Social media 101: 3 ways health care professionals can build their employee brand

This week marks the start of the Association of Occupational Health Professionals in Healthcare (AOHP) Annual Conference. This conference, one of the largest in the occupational health sector, provides an opportunity for occupational health professionals nationwide to gain insight into news and trends shaping the occupational health sector and further their education and expertise.

It's no secret that there is strong demand for health care professionals, and opportunities in this sector are only going to increase. So, there is no better time than the present for health care professionals to start thinking outside the box when it comes to building their own personal brand and cultivating their professional footprint.

At this week's conference, our health care group is leading a round table discussion on the same topic. This discussion will focus on how today's health care professionals can leverage social media to build subject matter expertise, gain visibility in their field, and expand their networks. And we wanted to share some of these same tips to you, so here they are.

Jump into the blogosphere.

There are probably hundreds of millions, if not billions, of blogs, plenty of which include health care as a topic of conversation. Blogs have become such an important source of news that almost every media outlet, association, and company focusing on health care has one. Getting connected to various health care blogs will not only keep you up-to-date with trends in your industry, but it will also help you become a subject matter expert in your particular niche.

What to look for:

    • Blogs that directly discuss occupational health and safety issues

    • Blogs that cover issues that are closely related to occupational health issues

    • Blogs that interest YOU and on which you can draw a connection to occupational health issues

    • Popular media blogs (e.g. news, entertainment, politics)

    • Blogs that allow you to comment and have high content traffic

What to do:

    • Read: Dedicate time periodically to briefly read blog headlines (Try Google Reader).
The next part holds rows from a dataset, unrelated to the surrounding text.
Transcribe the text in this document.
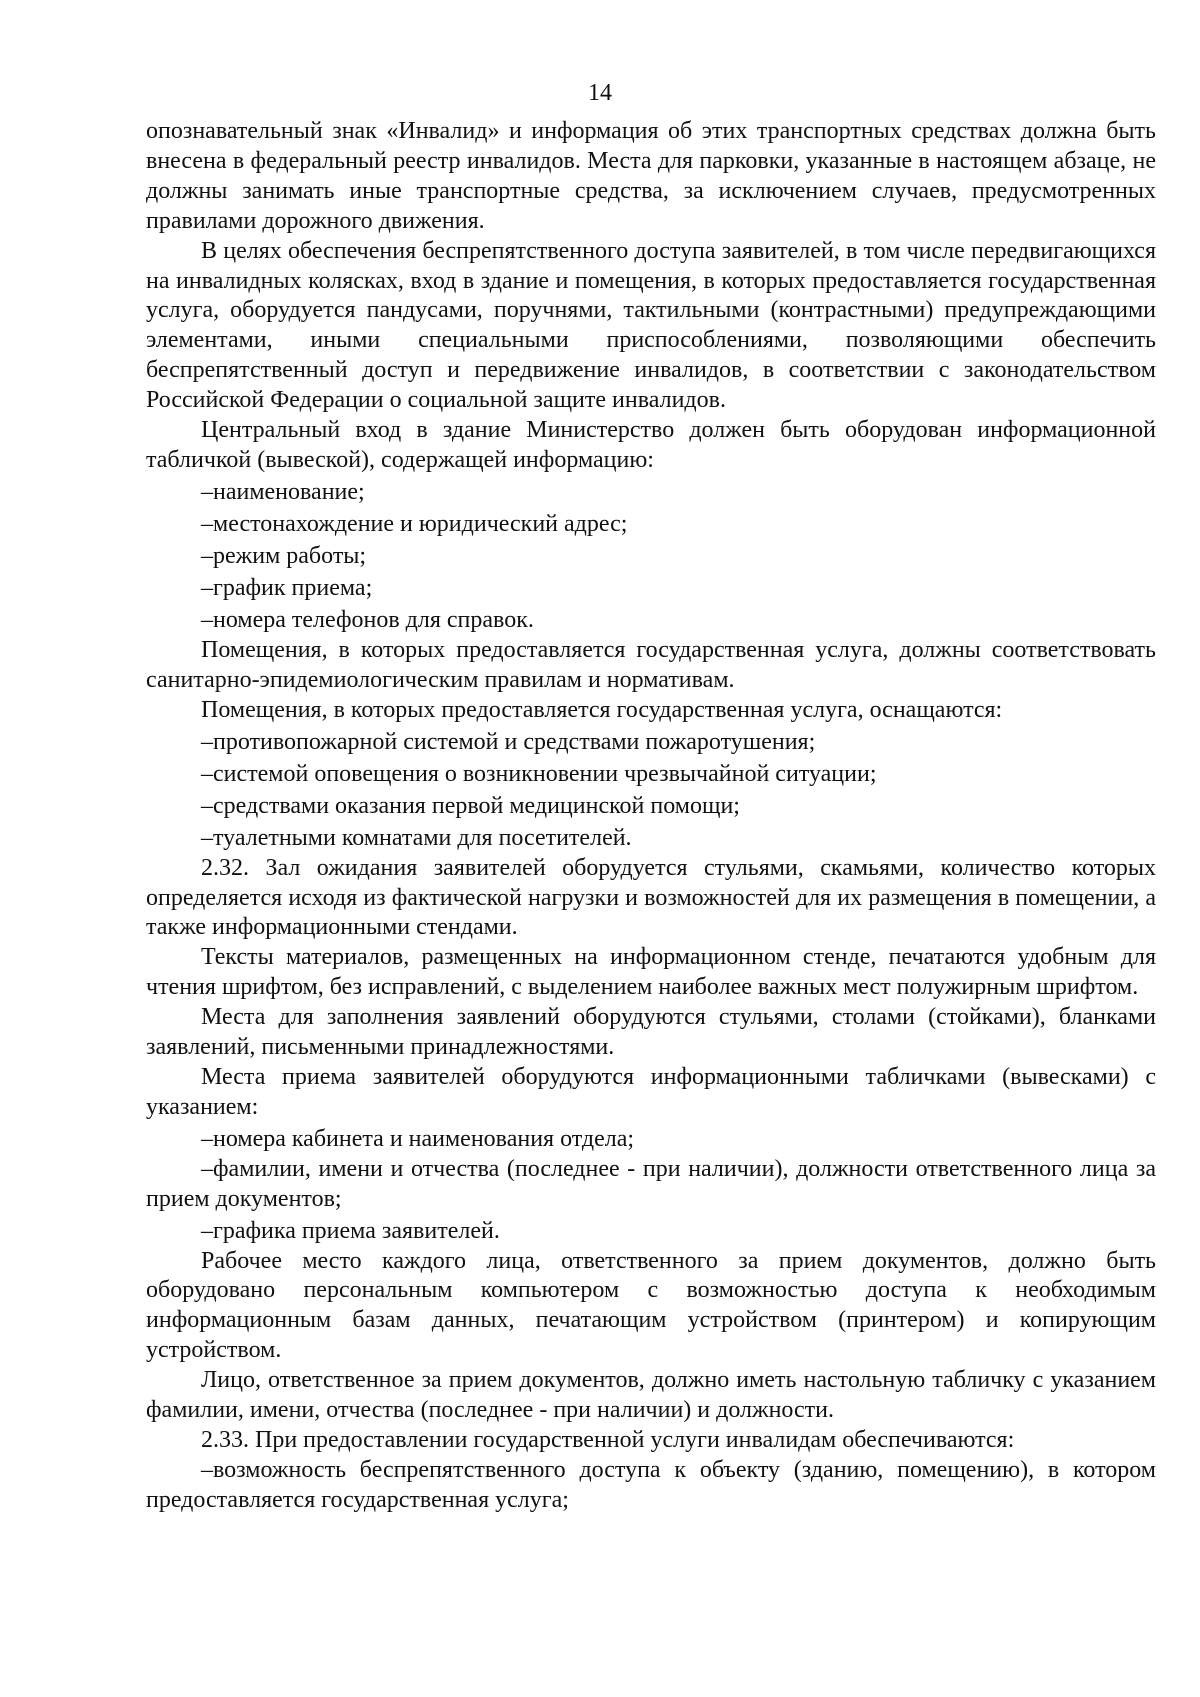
14

опознавательный знак «Инвалид» и информация об этих транспортных средствах должна быть внесена в федеральный реестр инвалидов. Места для парковки, указанные в настоящем абзаце, не должны занимать иные транспортные средства, за исключением случаев, предусмотренных правилами дорожного движения.

В целях обеспечения беспрепятственного доступа заявителей, в том числе передвигающихся на инвалидных колясках, вход в здание и помещения, в которых предоставляется государственная услуга, оборудуется пандусами, поручнями, тактильными (контрастными) предупреждающими элементами, иными специальными приспособлениями, позволяющими обеспечить беспрепятственный доступ и передвижение инвалидов, в соответствии с законодательством Российской Федерации о социальной защите инвалидов.

Центральный вход в здание Министерство должен быть оборудован информационной табличкой (вывеской), содержащей информацию:

–наименование;

–местонахождение и юридический адрес;

–режим работы;

–график приема;

–номера телефонов для справок.

Помещения, в которых предоставляется государственная услуга, должны соответствовать санитарно-эпидемиологическим правилам и нормативам.

Помещения, в которых предоставляется государственная услуга, оснащаются:

–противопожарной системой и средствами пожаротушения;

–системой оповещения о возникновении чрезвычайной ситуации;

–средствами оказания первой медицинской помощи;

–туалетными комнатами для посетителей.

2.32. Зал ожидания заявителей оборудуется стульями, скамьями, количество которых определяется исходя из фактической нагрузки и возможностей для их размещения в помещении, а также информационными стендами.

Тексты материалов, размещенных на информационном стенде, печатаются удобным для чтения шрифтом, без исправлений, с выделением наиболее важных мест полужирным шрифтом.

Места для заполнения заявлений оборудуются стульями, столами (стойками), бланками заявлений, письменными принадлежностями.

Места приема заявителей оборудуются информационными табличками (вывесками) с указанием:

–номера кабинета и наименования отдела;

–фамилии, имени и отчества (последнее - при наличии), должности ответственного лица за прием документов;

–графика приема заявителей.

Рабочее место каждого лица, ответственного за прием документов, должно быть оборудовано персональным компьютером с возможностью доступа к необходимым информационным базам данных, печатающим устройством (принтером) и копирующим устройством.

Лицо, ответственное за прием документов, должно иметь настольную табличку с указанием фамилии, имени, отчества (последнее - при наличии) и должности.

2.33. При предоставлении государственной услуги инвалидам обеспечиваются:

–возможность беспрепятственного доступа к объекту (зданию, помещению), в котором предоставляется государственная услуга;
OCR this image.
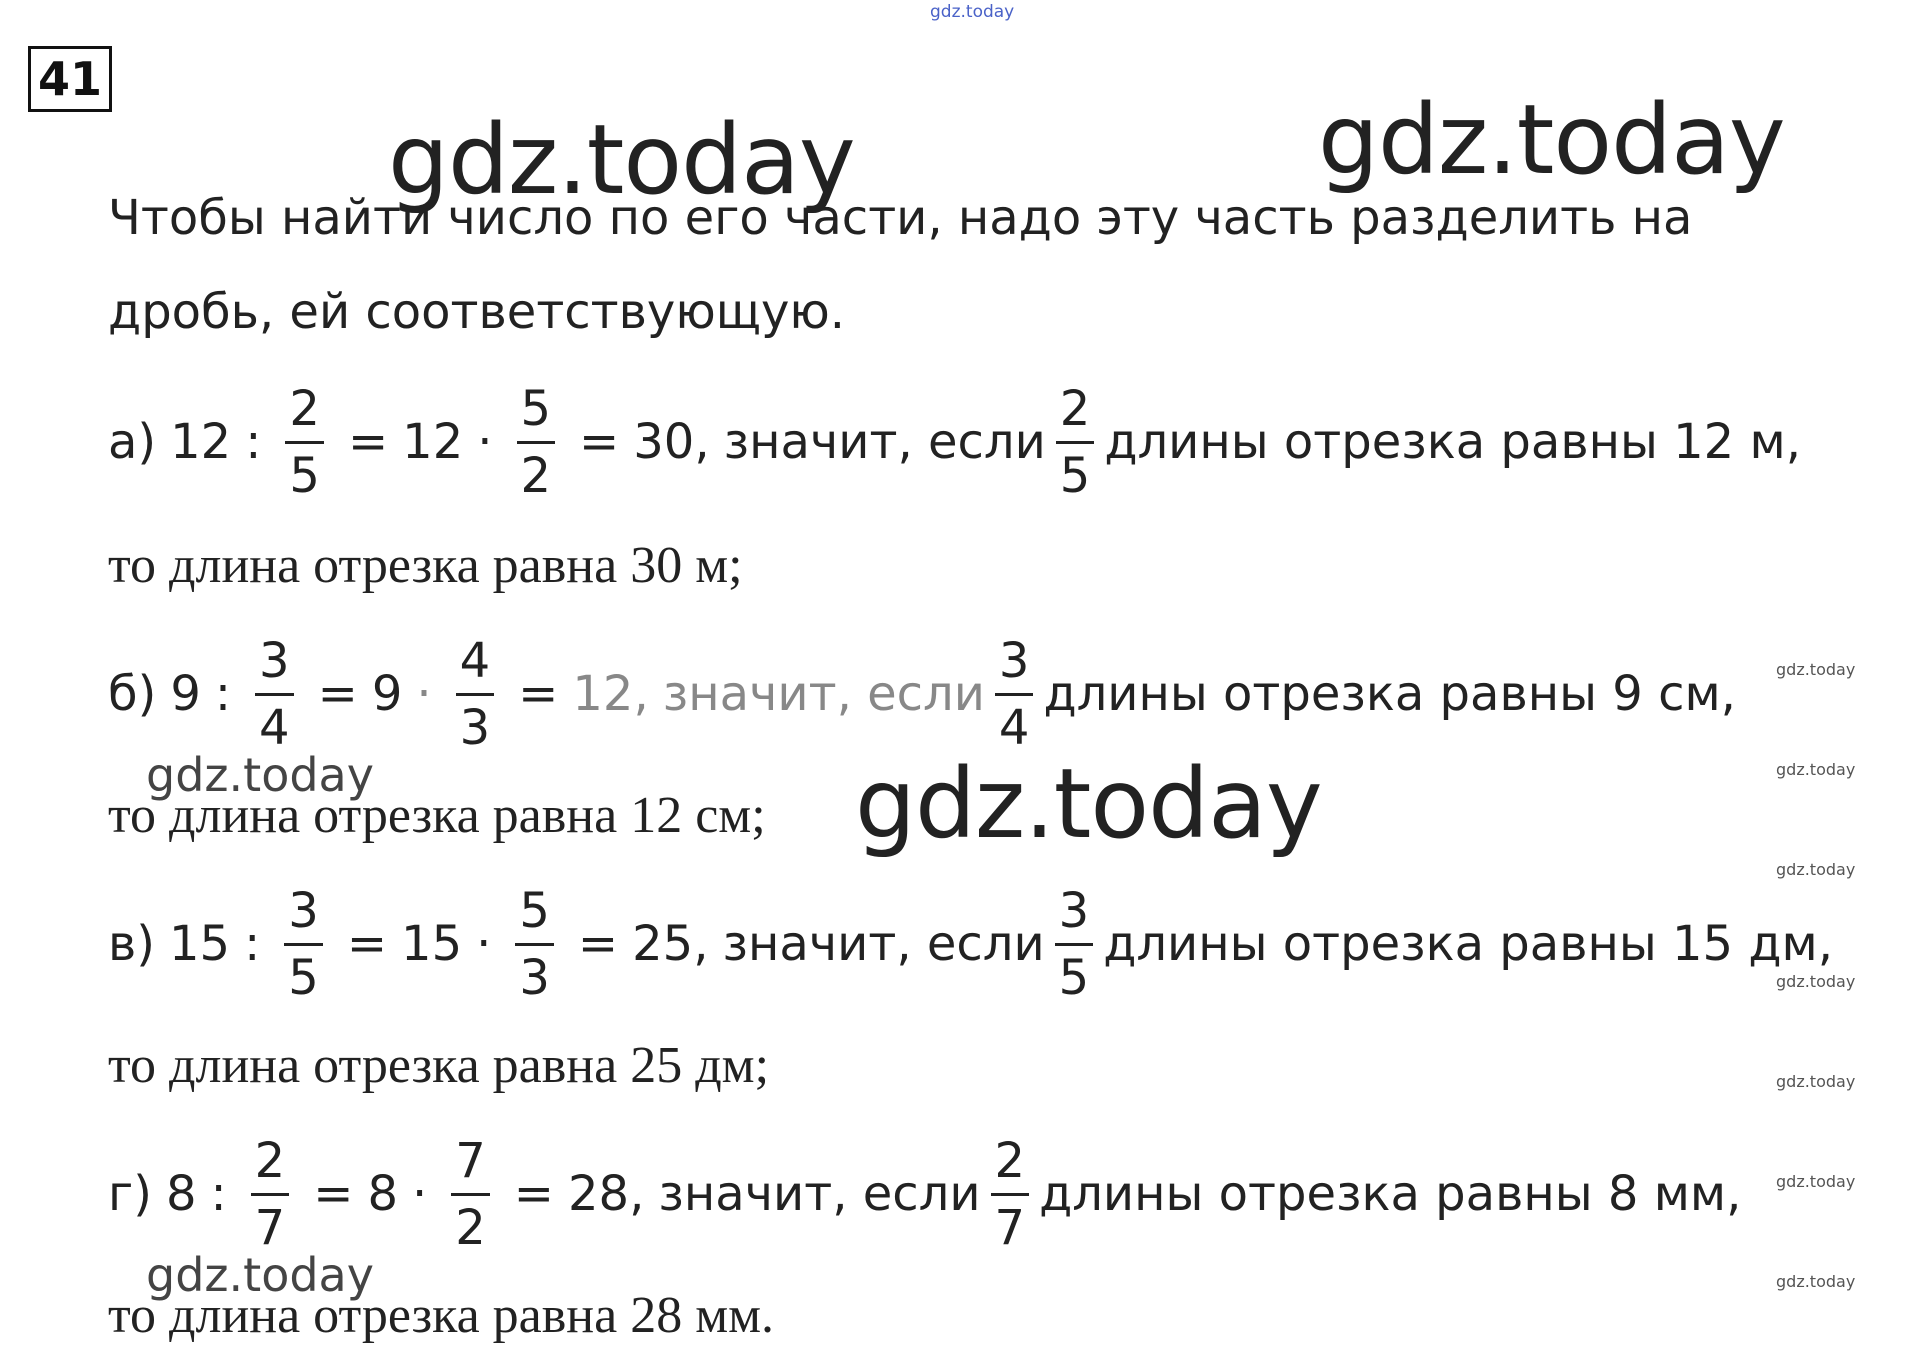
gdz.today
gdz.today	gdz.today
gdz.today
gdz.today
gdz.today
gdz.today
gdz.today
gdz.today
gdz.today
gdz.today
gdz.today
gdz.today
41
Чтобы найти число по его части, надо эту часть разделить на
дробь, ей соответствующую.
а) 12 : $\frac{2}{5} = 12 \cdot \frac{5}{2} = 30$, значит, если $\frac{2}{5}$ длины отрезка равны 12 м,
то длина отрезка равна 30 м;
б) 9 : $\frac{3}{4} = 9 \cdot \frac{4}{3} = 12$, значит, если $\frac{3}{4}$ длины отрезка равны 9 см,
то длина отрезка равна 12 см;
в) 15 : $\frac{3}{5} = 15 \cdot \frac{5}{3} = 25$, значит, если $\frac{3}{5}$ длины отрезка равны 15 дм,
то длина отрезка равна 25 дм;
г) 8 : $\frac{2}{7} = 8 \cdot \frac{7}{2} = 28$, значит, если $\frac{2}{7}$ длины отрезка равны 8 мм,
то длина отрезка равна 28 мм.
    • Comment: If you find a blog entry interesting, comment on it, and include a link to your LinkedIn (or other online) profiles.

    • Share: Add links to posts you find interesting on your LinkedIn and Facebook profiles, and if you're on Twitter, tweet the links to your followers.

Become part of the "in" crowd.

LinkedIn, that is. The best professional network site available, LinkedIn enables you to connect with peers and potential employers that you otherwise wouldn't have access to. There are roughly 175 groups on LinkedIn dedicated to occupational health and 1,600 more specific to health care.

What to look for:

    • Membership: Groups with higher membership counts have broader perspectives.

    • Activity: Look at the discussion count and the date and frequency of new discussion contributions.

    • Network: Scan member lists to see who in your network is connected and contributing.

What to do:

    • Monitor: Check the group homepage to see which member of the group holds the greatest influence.

    • Participate: Add input to active discussions.

    • Engage: Engage members of the network directly to inspire thought and collaboration.

    • Like: Press "like" on discussion or shared links you find interesting.

    • Initiate: Start new discussion topics.

    • Take over: Look for groups with low membership numbers and start to drive new members and conversations.

    • Start: Start a new group in an area currently not covered.

Get personal.

Many of you might already be using social networking sites, like Facebook, to stay connected with friends and family. But these sites are invaluable for building your professional network. On Facebook alone, there are 4,700+ groups and pages related to health care that you can leverage to build your personal employee brand.

What to look for:

    • Membership: Identify groups and pages with higher members or "likes." Groups offer greater access control and can send e-mail. Pages send updates to fan inboxes.

    • Useful wall: Scan the wall to see if the discussion is collaborative or just informative. Collaborative groups and pages offer greater opportunity to participate.

    • Info: Read the intent of the group on the Info page. Is there a formal affiliation?

What to do:

    • Monitor: Be mindful of the discussion.

    • Participate: Write on the wall, share links, post photos of recent events, etc.

    • Friend: Add your professional network to your Facebook friends list.

    • Like: Like links on the group/page wall. Use the Facebook "like" button found on other sites.

Again, social media can be a very valuable tool for building your personal brand and your marketability as a health care professional. The tips above are a good framework for getting involved, but your success will ultimately be determined by the amount of effort you put forth.